Hasta que un día un agricultor bajó a la zona de la Quebrada del Churo y descubrió a los guerrilleros. Después de capturar al Che lo encerraron en la escuela, que ha sufrido varios cambios durante estas cinco décadas y que ahora es un pequeño museo. La llave de la única puerta de acceso es comunal y cada mes se encarga de ella una persona diferente, a la que hay que encontrar. En la oscuridad de su interior, entre los recuerdos que han dejado los viajeros, una intenta imaginarse cómo fueron las últimas horas del Che, encerrado allí el 8 de octubre de 1967 y al que el sargento Mario Terán, cumpliendo órdenes, mató al día siguiente.

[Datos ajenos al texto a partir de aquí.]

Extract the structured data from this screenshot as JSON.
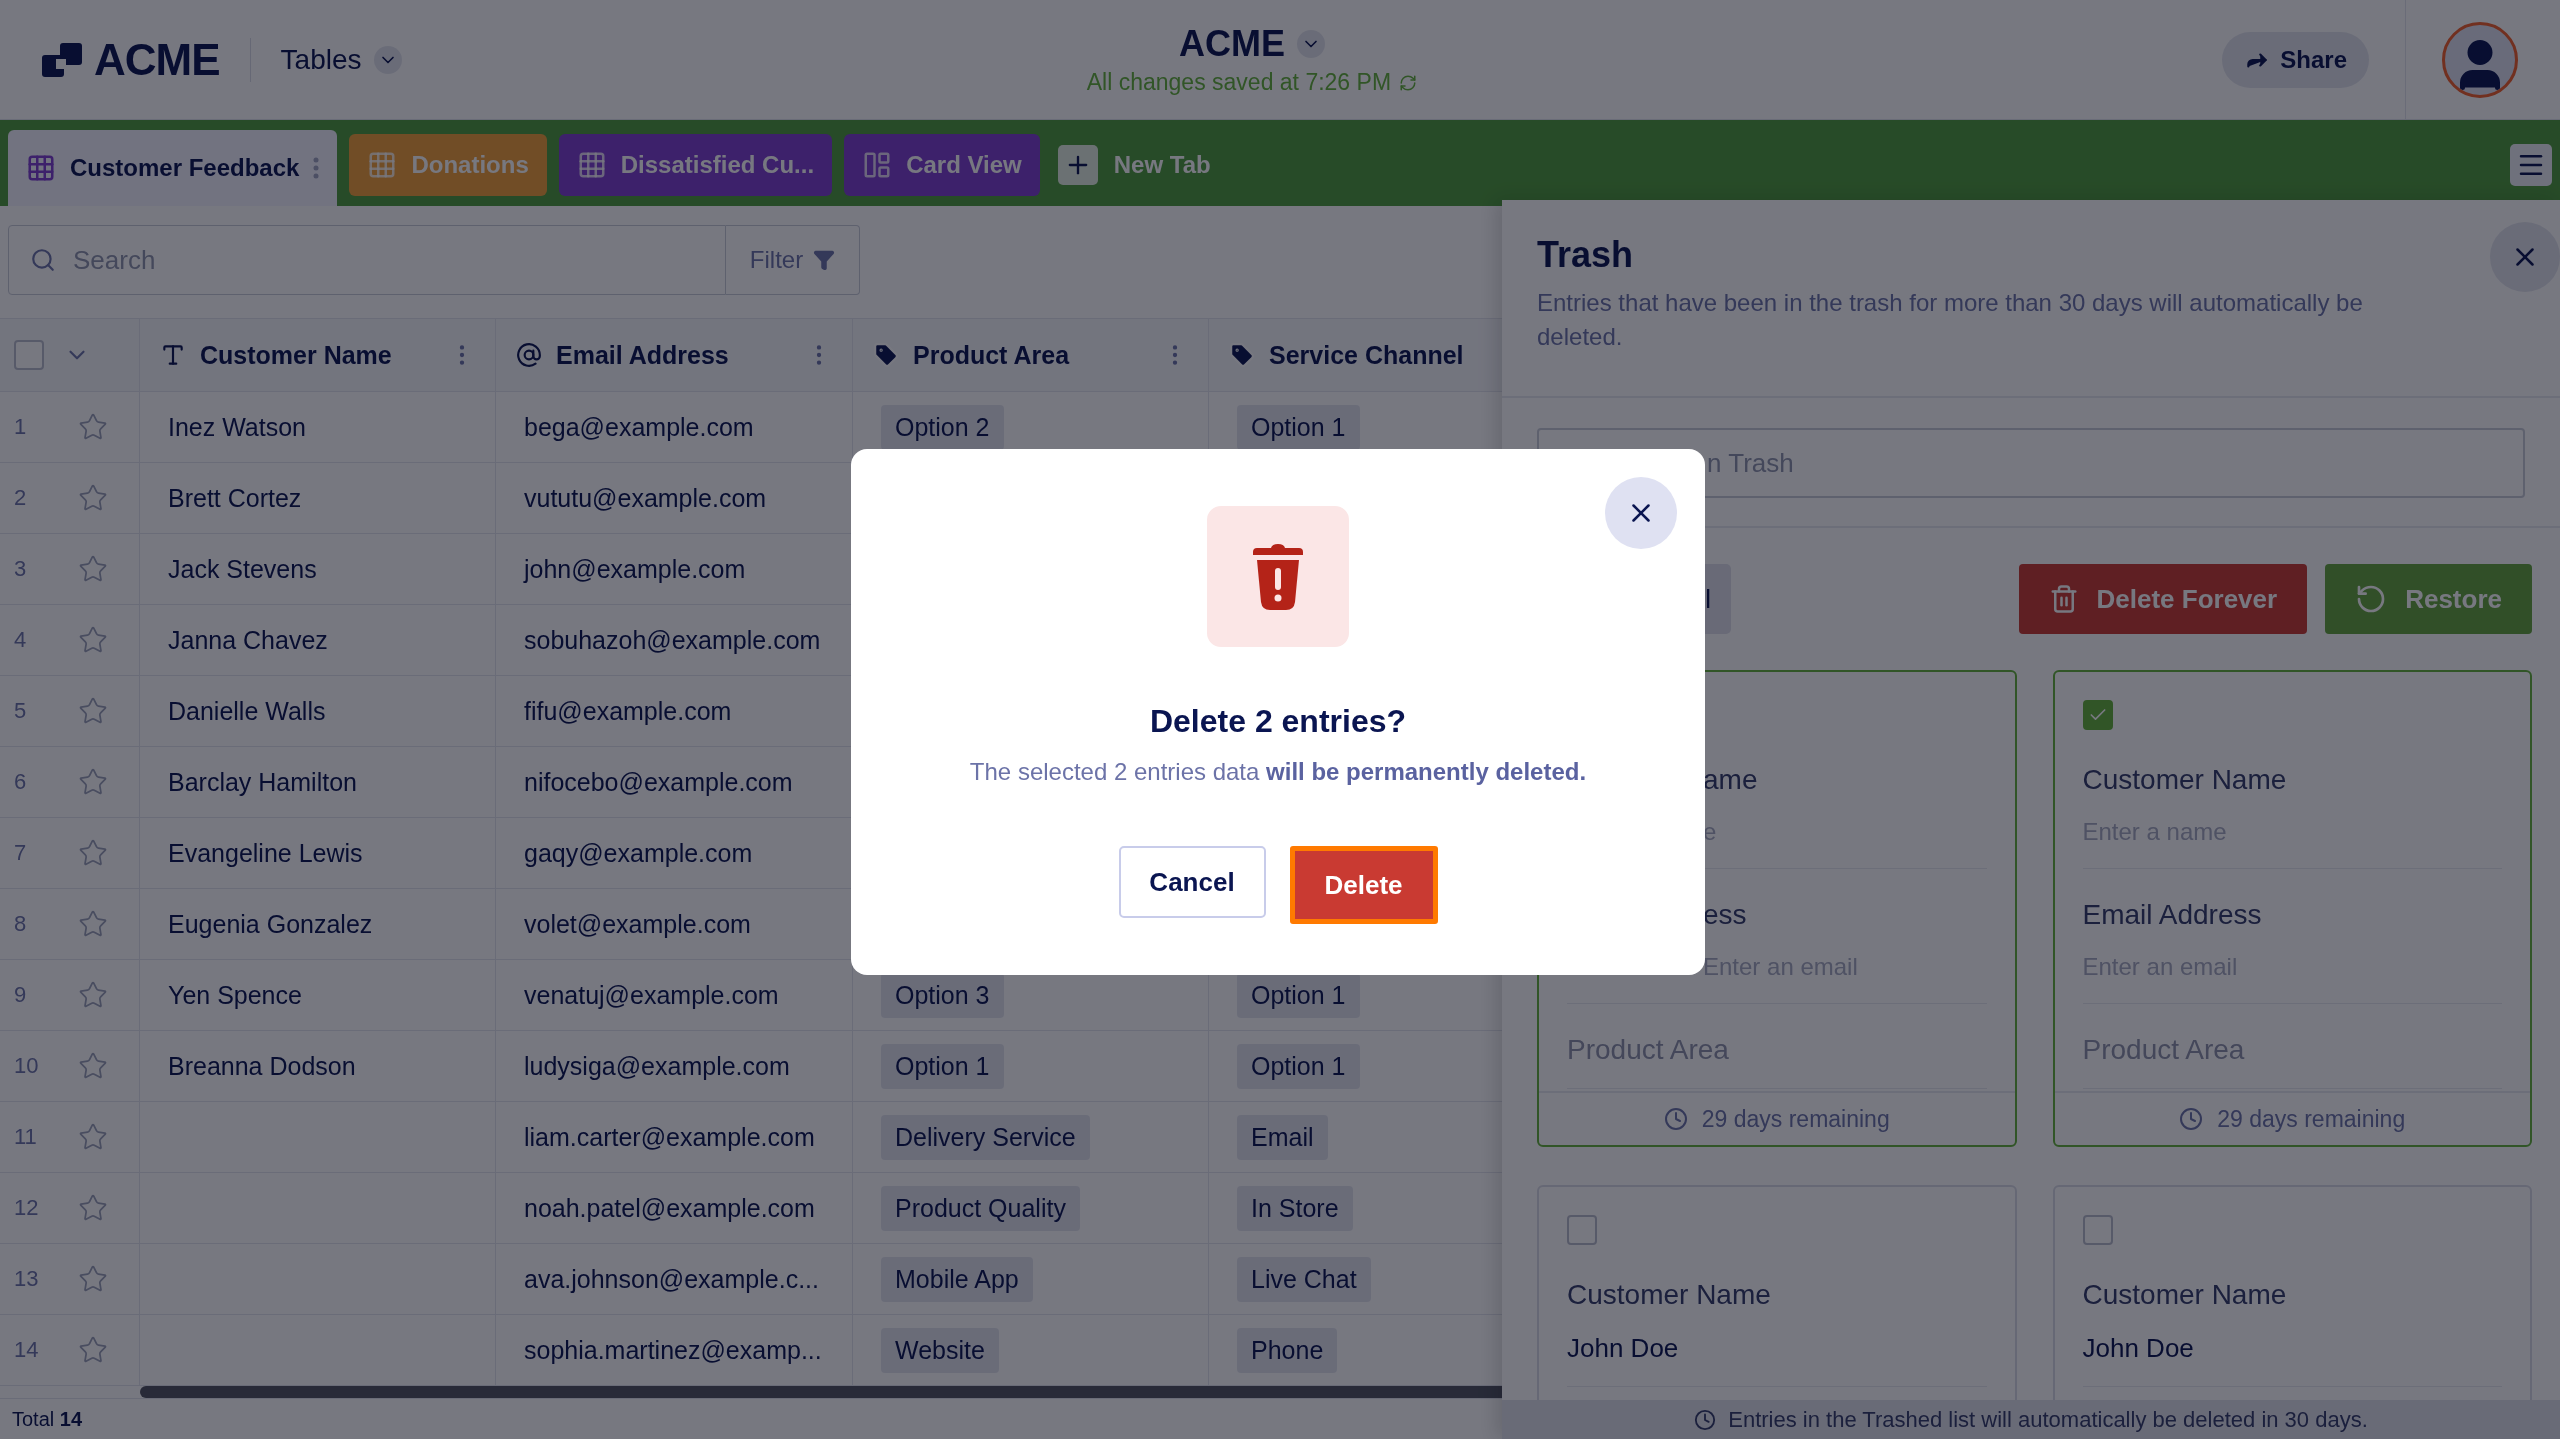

Tiempo después de matar al Che, recuerda Inma, vino el Presidente, René Barrientos, y entregó un bolsón de plata al corregidor. El pueblo clamaba una carretera en condiciones: “Entonces se tardaba dos o tres días en llegar a Vallegrande”, afirma la mujer. El mandatario les dijo que si no podían hacer el camino con máquinas, que lo hicieran a mano. Y lo abrieron los propios vecinos a base de piquete y tragos de chicha durante los fines de semana.

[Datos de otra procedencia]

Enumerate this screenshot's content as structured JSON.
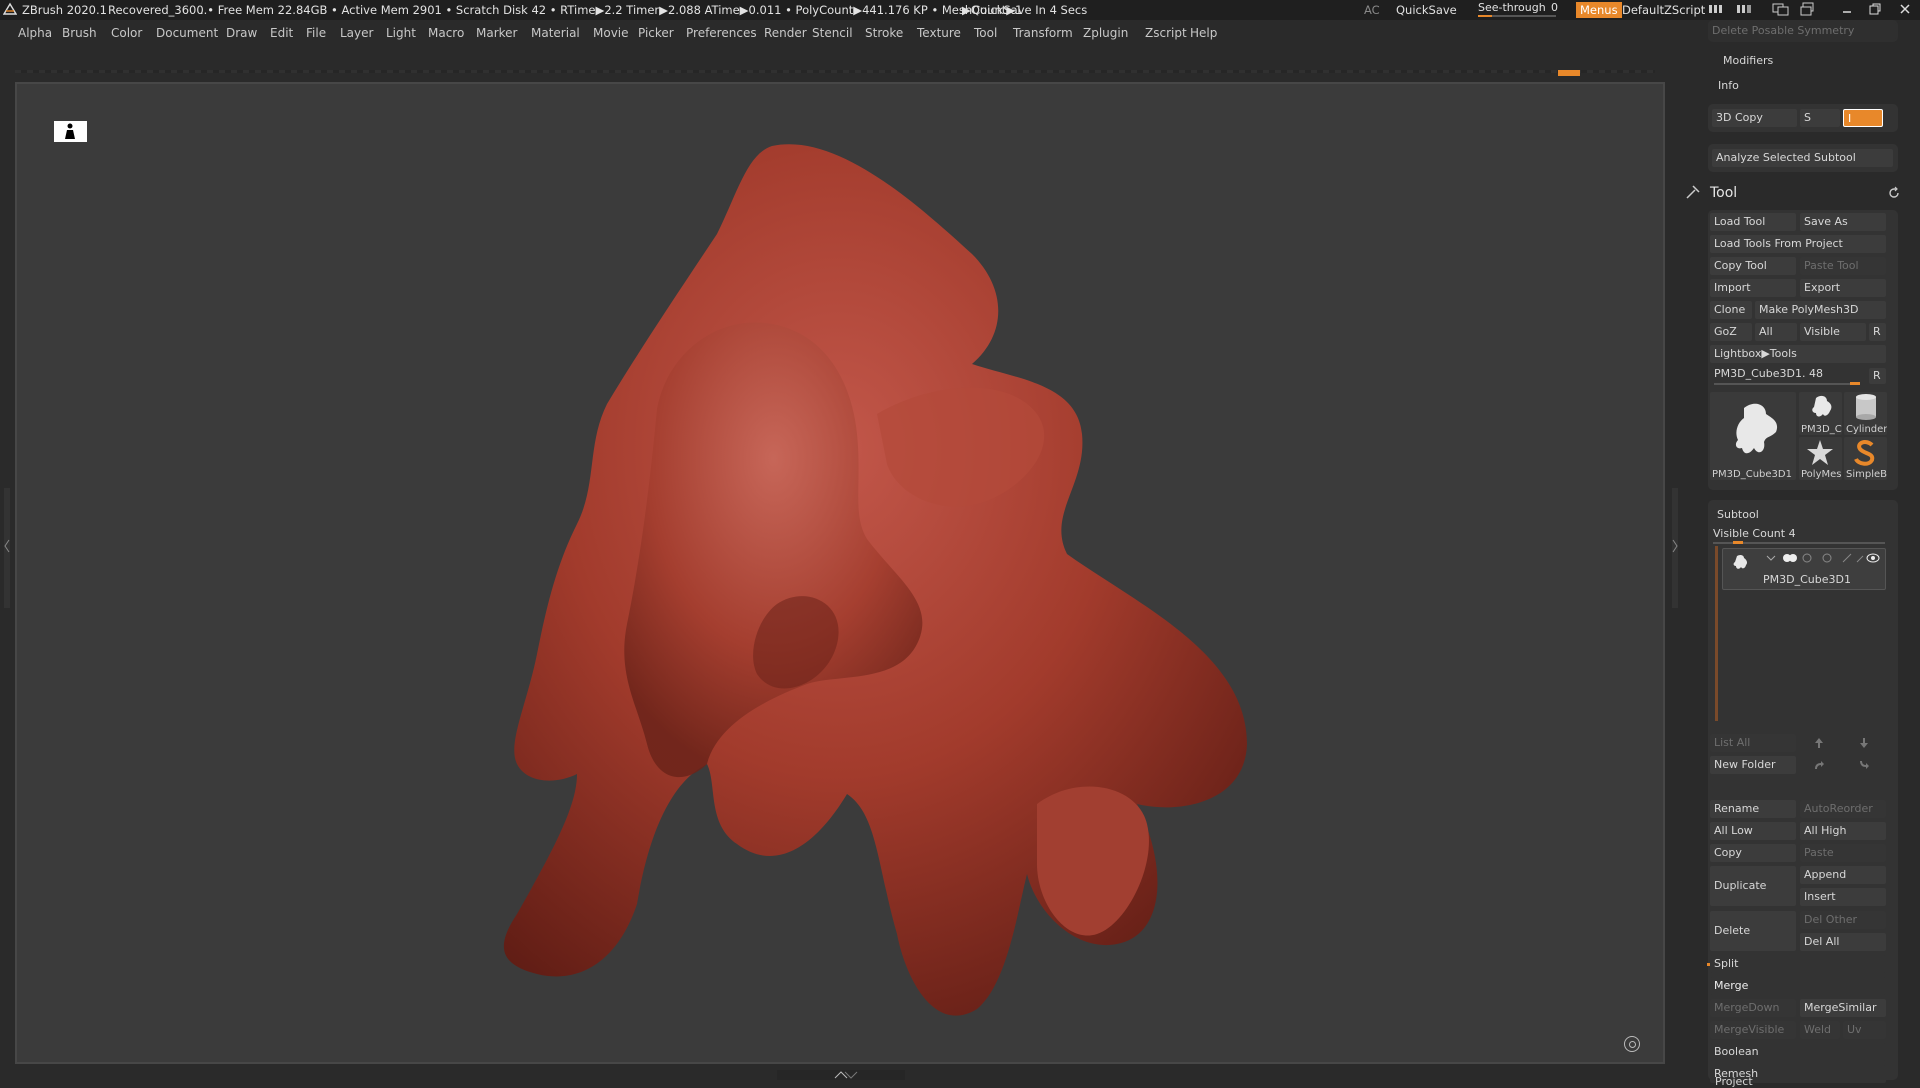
{
  "titlebar": {
    "app": "ZBrush 2020.1",
    "file": "Recovered_3600",
    "stats": "..• Free Mem 22.84GB • Active Mem 2901 • Scratch Disk 42 • RTime▶2.2 Timer▶2.088 ATime▶0.011 • PolyCount▶441.176 KP • MeshCount▶1",
    "quicksave_status": "▶QuickSave In 4 Secs",
    "ac": "AC",
    "quicksave": "QuickSave",
    "see_through_label": "See-through",
    "see_through_value": "0",
    "menus": "Menus",
    "default_zscript": "DefaultZScript",
    "see_through_level": 0.18
  },
  "menubar": [
    "Alpha",
    "Brush",
    "Color",
    "Document",
    "Draw",
    "Edit",
    "File",
    "Layer",
    "Light",
    "Macro",
    "Marker",
    "Material",
    "Movie",
    "Picker",
    "Preferences",
    "Render",
    "Stencil",
    "Stroke",
    "Texture",
    "Tool",
    "Transform",
    "Zplugin",
    "Zscript",
    "Help"
  ],
  "right_panel": {
    "delete_posable_symmetry": "Delete Posable Symmetry",
    "modifiers": "Modifiers",
    "info": "Info",
    "copy3d": "3D Copy",
    "copy3d_s": "S",
    "copy3d_i": "I",
    "analyze_subtool": "Analyze Selected Subtool",
    "tool_title": "Tool",
    "load_tool": "Load Tool",
    "save_as": "Save As",
    "load_tools_from_project": "Load Tools From Project",
    "copy_tool": "Copy Tool",
    "paste_tool": "Paste Tool",
    "import": "Import",
    "export": "Export",
    "clone": "Clone",
    "make_polymesh": "Make PolyMesh3D",
    "goz": "GoZ",
    "all": "All",
    "visible": "Visible",
    "r": "R",
    "lightbox_tools": "Lightbox▶Tools",
    "current_tool": "PM3D_Cube3D1. 48",
    "thumbs": [
      {
        "label": "PM3D_Cube3D1"
      },
      {
        "label": "PM3D_C"
      },
      {
        "label": "Cylinder"
      },
      {
        "label": "PolyMes"
      },
      {
        "label": "SimpleB"
      }
    ],
    "subtool_title": "Subtool",
    "visible_count": "Visible Count 4",
    "subtool_item": "PM3D_Cube3D1",
    "list_all": "List All",
    "new_folder": "New Folder",
    "rename": "Rename",
    "auto_reorder": "AutoReorder",
    "all_low": "All Low",
    "all_high": "All High",
    "copy": "Copy",
    "paste": "Paste",
    "append": "Append",
    "duplicate": "Duplicate",
    "insert": "Insert",
    "delete": "Delete",
    "del_other": "Del Other",
    "del_all": "Del All",
    "split": "Split",
    "merge": "Merge",
    "merge_down": "MergeDown",
    "merge_similar": "MergeSimilar",
    "merge_visible": "MergeVisible",
    "weld": "Weld",
    "uv": "Uv",
    "boolean": "Boolean",
    "remesh": "Remesh",
    "project": "Project"
  },
  "colors": {
    "accent": "#e8882a",
    "mesh": "#a33b2a",
    "canvas_bg": "#3b3b3b"
  }
}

Cristian y Nanu es una pareja que regenta Los Amigos, uno de los pocos alojamientos que hay en La Higuera. Llegaron de Francia hace ocho años; no había luz eléctrica. Aún hoy, son muchas las noches en las que tienen que poner en marcha su generador, pues solo disponen de 140 W, aseguran. “Cambio diez focos al año por los bajones”, asegura él. Inma nos sirve tres platos de bistec vallegrandino: papas fritas cortadas en láminas, huevo frito y ensalada, y ni rastro de carne. Algo debe tener que ver en todo esto el humor de las gentes de Vallegrande. Mientras comemos nos muestra unas postales que vende y que tienen su historia. “Cinco años después del asesinato del guerrillero llegó un hombre desde La Paz”, cuenta. Le entregó un sobre con un recorte de periódico en el que salía ella entrevistada por un periodista de algún país del norte de Europa en 1967, algunas fotos y postales con la imagen del héroe. Le aconsejó que escondiera todo aquello y que más adelante le serviría. “Durante años lo guardé entre mi ropa”. Relata la anécdota mientras trata de vendernos
reproducciones de aquellas imágenes que recibió y que son parte de su fuente de ingresos, y mientras nos terminamos la comida.
Dejamos las escasas calles de La Higuera, una empedradas, otras de tierra, y el famoso busto del Che, para volver a Vallegrande, donde hace años que nadie oculta su admiración por Ernesto. Es rara la casa, restaurante o alojamiento que no luce al menos una fotografía suya; incluso se ve su rostro pintado sobre fachadas, micros y hasta en el interior de un taller mecánico; su apodo ha dado nombre a una sastrería.
Casi todo el mundo cuenta alguna anécdota sobre aquel octubre de 1967, cuando el cadáver fue llevado hasta Vallegrande, y es considerado una especie de ser milagroso, en parte por su melena al estilo de la que muestran las representaciones de Cristo; en parte, también, porque era médico. “Hace poco una enfermera le recomendó a un hombre que tenía la parte izquierda del cuerpo paralizada que le prendiera una vela al ‘Doctor Ernesto’”, cuenta Anastasio.
“Sus grandes ideales / siguen pues presentes / recorrieron montes / también continentes. / Ernesto Guevara ha resucitado, / seguirá luchando / por los explotados. / Su imagen gloriosa / está pues presente / en el corazón / de toda la gente. / La ruta del Che tenemos que andar, / luchando con fuerza / vamos a triunfar”. Y la copla, como el mito, continúa.